The legend has it that Paxos Island was formed when Poseidon, god of the sea severed the south tip of Corfu island with one mighty blow of his trident and dragged it south to create an idyllic retreat for his beloved wife Amphitriti.
With an area of 25 sq km. and a population of 2500 inhabitants this green island covered, mostly of olive and cypress trees, is the smallest in the Ionian sea .
It lies only 7 nautical miles from Corfu island 30 nautical miles from the harbour of Corfu city and 12 nautical miles from the beautiful city of Parga, of mainland Epirus which is situated opposite the island. The natural beauty of Paxos attracts dozens of yachts giving the island a cosmopolitan air. White impressive rocks sit vertically along the whole western site of the island. There, are also situated the famous blue caves. According to the legend, in the blue cave of Ypapanti, which is 1200m long and leads to the centre of the island, was situated the marble palace of Poseidon and Amphitriti. Gaios is the capital of Paxos island and took the name of a student of Apostel Paul who introduced Christianity on the island, died and was buried in there.

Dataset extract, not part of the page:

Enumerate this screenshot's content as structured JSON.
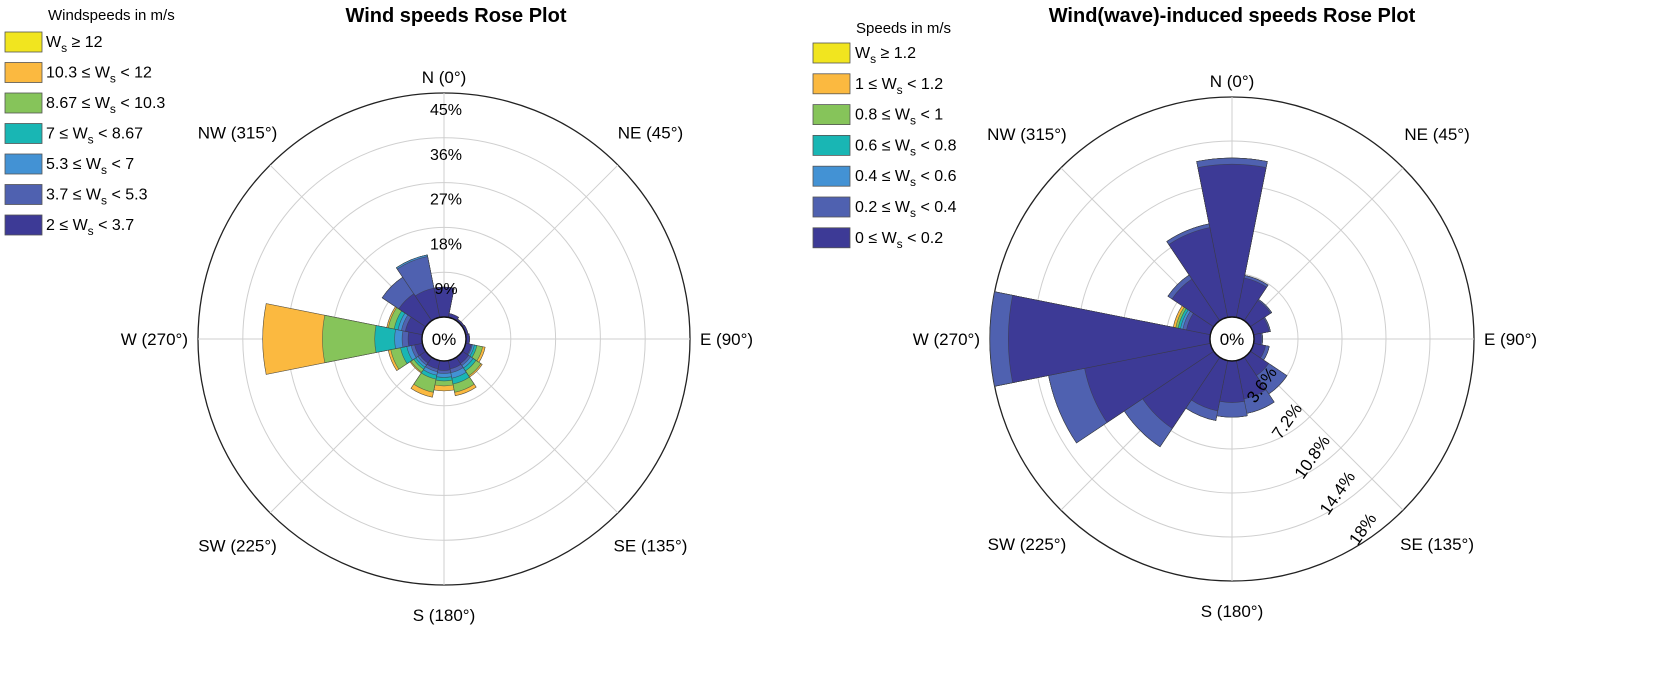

The small channel which leads to the village city of Gaios impresses every one with the natural fjord that is formed at its entrance by two small islets, the isled of Panagia (Blessed Virgin) and the isled of Agios Nicolas. The inhabitants of Paxos island are mostly working on the cultivation of the olive, fishing and tourism.
The history of Paxos Island is in general the same as that of Corfu Island. During the Venetian period, which lasted for 400 years 14th-18th century trade, shipping and agriculture developed in it. The Venetians imposed the cultivation of olive trees.
The planting of olive trees was expanded until they covered practically the entire surface of the island.
The same period the fortress and the windmill on the islet of Agios Nicolas were built (15th century). In 1537 the historical naval battle of Paxos Island took place between the Christian fleet of Andrea Doria and the Turkish fleet. In 1797 the Venetians decided to surrender the Ionian Islands after 411 years of firm ruling to the French Republic, who ruled for 2 years. In 1810 the Paxiots rebelled against the French. 54 members of the rebel party were sent to trial, 19 of them were shipped to Corfu judged and convicted and 7 of them were finally executed. In 1814 the British occupied Paxos island and held it until 1864 when along with the other Ionian Islands it was united with Greece.